Pairing (Search for Heterotypic Motifs)

  1. Comparing Motifs: Each pair of different motifs is compared once, without repetition.

  2. Finding Intersections: Determine if there are intersections among the top n promoters for two motifs.

  3. Checking Overlapping Coordinates: For each promoter in the intersection, check if the binding coordinates of motif a overlap with those of motif b.

  4. Recalculating Probability: If an overlap is found, and it exceeds a preset threshold (ICthresh), recalculate the binomial distribution probability and compare it with the threshold value for the corresponding motif recorded in the binomial_thresholds.txt file. If the new value exceeds the saved threshold, discard that motif pair.

  5. Intersection with Functional Groups: Calculate the intersection of a specific functional group (such as a cluster of 400 cell cycle genes) with genes containing both motifs.

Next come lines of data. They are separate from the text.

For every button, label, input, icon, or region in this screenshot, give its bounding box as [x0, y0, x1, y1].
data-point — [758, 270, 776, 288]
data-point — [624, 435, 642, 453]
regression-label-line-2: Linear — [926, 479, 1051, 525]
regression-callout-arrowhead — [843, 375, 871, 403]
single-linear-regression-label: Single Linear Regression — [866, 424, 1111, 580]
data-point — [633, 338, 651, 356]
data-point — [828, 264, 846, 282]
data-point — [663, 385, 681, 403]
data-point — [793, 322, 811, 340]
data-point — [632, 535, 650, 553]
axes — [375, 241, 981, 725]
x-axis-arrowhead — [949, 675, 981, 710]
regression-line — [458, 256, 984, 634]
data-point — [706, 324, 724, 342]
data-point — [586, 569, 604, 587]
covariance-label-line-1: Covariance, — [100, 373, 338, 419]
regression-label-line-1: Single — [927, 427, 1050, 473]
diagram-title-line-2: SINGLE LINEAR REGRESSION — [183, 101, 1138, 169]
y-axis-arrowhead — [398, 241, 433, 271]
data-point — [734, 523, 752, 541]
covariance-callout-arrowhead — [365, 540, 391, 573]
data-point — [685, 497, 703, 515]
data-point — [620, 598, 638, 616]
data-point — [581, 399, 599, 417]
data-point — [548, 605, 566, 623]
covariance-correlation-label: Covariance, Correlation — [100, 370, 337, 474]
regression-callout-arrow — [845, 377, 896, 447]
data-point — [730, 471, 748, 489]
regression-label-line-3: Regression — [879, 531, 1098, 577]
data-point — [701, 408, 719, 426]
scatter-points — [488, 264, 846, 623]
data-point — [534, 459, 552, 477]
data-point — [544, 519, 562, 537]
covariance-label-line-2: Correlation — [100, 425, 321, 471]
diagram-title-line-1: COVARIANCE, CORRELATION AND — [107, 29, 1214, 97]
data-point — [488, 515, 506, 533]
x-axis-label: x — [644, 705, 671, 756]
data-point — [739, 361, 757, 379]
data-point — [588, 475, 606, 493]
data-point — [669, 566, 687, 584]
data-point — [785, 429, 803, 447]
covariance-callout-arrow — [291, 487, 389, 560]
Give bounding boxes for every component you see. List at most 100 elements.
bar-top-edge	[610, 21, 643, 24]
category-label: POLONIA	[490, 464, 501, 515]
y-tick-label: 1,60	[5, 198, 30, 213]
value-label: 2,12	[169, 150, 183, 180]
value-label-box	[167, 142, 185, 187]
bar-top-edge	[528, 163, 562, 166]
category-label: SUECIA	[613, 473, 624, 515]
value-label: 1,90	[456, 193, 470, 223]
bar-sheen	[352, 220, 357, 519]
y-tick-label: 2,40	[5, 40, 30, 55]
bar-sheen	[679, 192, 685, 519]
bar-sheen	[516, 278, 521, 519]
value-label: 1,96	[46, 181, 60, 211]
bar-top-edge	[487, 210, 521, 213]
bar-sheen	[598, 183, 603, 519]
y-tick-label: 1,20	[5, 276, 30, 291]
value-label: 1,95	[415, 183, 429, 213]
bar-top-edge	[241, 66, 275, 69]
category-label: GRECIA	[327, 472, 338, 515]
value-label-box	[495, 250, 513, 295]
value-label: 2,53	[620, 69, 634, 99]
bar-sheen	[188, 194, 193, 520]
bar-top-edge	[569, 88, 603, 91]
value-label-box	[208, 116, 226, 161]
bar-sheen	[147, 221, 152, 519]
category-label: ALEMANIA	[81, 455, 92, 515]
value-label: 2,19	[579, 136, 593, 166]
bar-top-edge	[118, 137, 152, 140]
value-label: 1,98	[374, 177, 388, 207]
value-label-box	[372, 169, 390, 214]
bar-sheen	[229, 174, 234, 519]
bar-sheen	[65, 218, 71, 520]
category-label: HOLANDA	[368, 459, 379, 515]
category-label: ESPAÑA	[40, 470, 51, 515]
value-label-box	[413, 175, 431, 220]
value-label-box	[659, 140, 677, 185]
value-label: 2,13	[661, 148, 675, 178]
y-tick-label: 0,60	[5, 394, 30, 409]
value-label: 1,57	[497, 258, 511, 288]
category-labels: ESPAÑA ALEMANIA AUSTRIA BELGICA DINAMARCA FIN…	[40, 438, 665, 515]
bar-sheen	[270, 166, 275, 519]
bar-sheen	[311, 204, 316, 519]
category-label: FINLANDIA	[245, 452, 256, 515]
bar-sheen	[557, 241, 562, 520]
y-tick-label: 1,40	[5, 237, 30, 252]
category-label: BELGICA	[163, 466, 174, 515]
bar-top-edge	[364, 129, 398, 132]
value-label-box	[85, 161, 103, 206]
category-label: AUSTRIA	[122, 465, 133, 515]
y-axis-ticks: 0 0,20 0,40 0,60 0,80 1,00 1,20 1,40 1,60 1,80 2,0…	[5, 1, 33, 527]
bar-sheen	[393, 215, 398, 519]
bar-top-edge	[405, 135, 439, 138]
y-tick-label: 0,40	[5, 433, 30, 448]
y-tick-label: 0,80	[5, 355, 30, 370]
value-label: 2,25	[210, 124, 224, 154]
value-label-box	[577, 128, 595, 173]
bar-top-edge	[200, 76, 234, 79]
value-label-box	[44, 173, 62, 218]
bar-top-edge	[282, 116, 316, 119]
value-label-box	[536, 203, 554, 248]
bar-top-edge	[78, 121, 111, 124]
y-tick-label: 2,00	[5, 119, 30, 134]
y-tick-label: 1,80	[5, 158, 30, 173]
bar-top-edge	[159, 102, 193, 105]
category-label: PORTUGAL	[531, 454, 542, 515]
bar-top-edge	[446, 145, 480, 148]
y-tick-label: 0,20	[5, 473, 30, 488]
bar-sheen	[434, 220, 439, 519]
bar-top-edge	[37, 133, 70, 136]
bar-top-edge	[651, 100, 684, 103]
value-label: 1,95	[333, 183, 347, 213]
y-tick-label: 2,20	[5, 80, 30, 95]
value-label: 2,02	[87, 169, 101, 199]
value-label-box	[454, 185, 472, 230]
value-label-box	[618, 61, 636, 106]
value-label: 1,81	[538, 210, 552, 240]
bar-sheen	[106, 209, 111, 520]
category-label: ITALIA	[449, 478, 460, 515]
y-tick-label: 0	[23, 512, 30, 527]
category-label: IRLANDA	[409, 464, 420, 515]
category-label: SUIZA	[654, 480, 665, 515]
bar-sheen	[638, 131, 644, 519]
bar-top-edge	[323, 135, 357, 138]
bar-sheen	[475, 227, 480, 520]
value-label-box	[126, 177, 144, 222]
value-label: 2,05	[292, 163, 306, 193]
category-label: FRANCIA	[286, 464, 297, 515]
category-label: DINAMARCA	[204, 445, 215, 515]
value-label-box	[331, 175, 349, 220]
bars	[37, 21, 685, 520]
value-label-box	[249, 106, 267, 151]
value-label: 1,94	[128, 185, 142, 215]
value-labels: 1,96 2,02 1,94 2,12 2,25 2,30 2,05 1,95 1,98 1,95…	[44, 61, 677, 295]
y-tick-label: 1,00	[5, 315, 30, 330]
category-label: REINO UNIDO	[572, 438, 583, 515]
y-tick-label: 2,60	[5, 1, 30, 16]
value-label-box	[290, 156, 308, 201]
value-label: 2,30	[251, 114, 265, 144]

  6. Hypergeometric Distribution Test:

    Perform a hypergeometric distribution test on the three sets (functional group, the gene group with both motifs, and their intersection) to calculate the p-value.

    1. Defining Sets:
      1. Functional Group Gene Set: This is a predefined specific functional group, such as 400 cell cycle-related genes.
      2. Gene Group with Both Motifs: Obtained from previous steps, these genes contain both motif a and motif b in their promoter regions.
      3. Intersection Gene Group: The intersection of the functional group gene set and the gene group with both motifs.
    2. Purpose of the Hypergeometric Distribution Test: The test aims to evaluate the probability of observing a specific number of functional group genes within the gene group containing both motifs. This reveals the potential correlation of the two motifs in regulating specific functional genes.
    3. Calculating Hypergeometric Distribution Probability (p-value):
      • Population Size (N): Total number of genes in the genome.
      • Number of Successes in Population (K): Total number of genes in the functional group (e.g., 400 cell cycle genes).
      • Sample Size (n): Size of the gene group with both motifs.
      • Observed Successes in Sample (k): Size of the intersection gene group.
      • Calculating the p-value: Using these parameters, calculate the probability of observing at least k functional group genes in the gene group with both motifs under the assumption that there is no specific relationship between functional group genes and genes with both motifs.
    4. Determining Statistical Significance: A lower p-value suggests that the observed intersection is unlikely to be a random event, implying that the two motifs may work synergistically in regulating genes in that specific functional group.
  7. Outputting Results: All the pairwise comparison results for motifs, along with related p-values and lists of intersecting genes, are recorded and outputted.

Through these two steps, PMET accurately determines the likelihood of specific motifs binding in promoter regions and selects the promoters most likely to contain these binding sites. This is crucial for understanding how transcription factors regulate gene expression, especially in the context of homotypic and heterotypic motifs.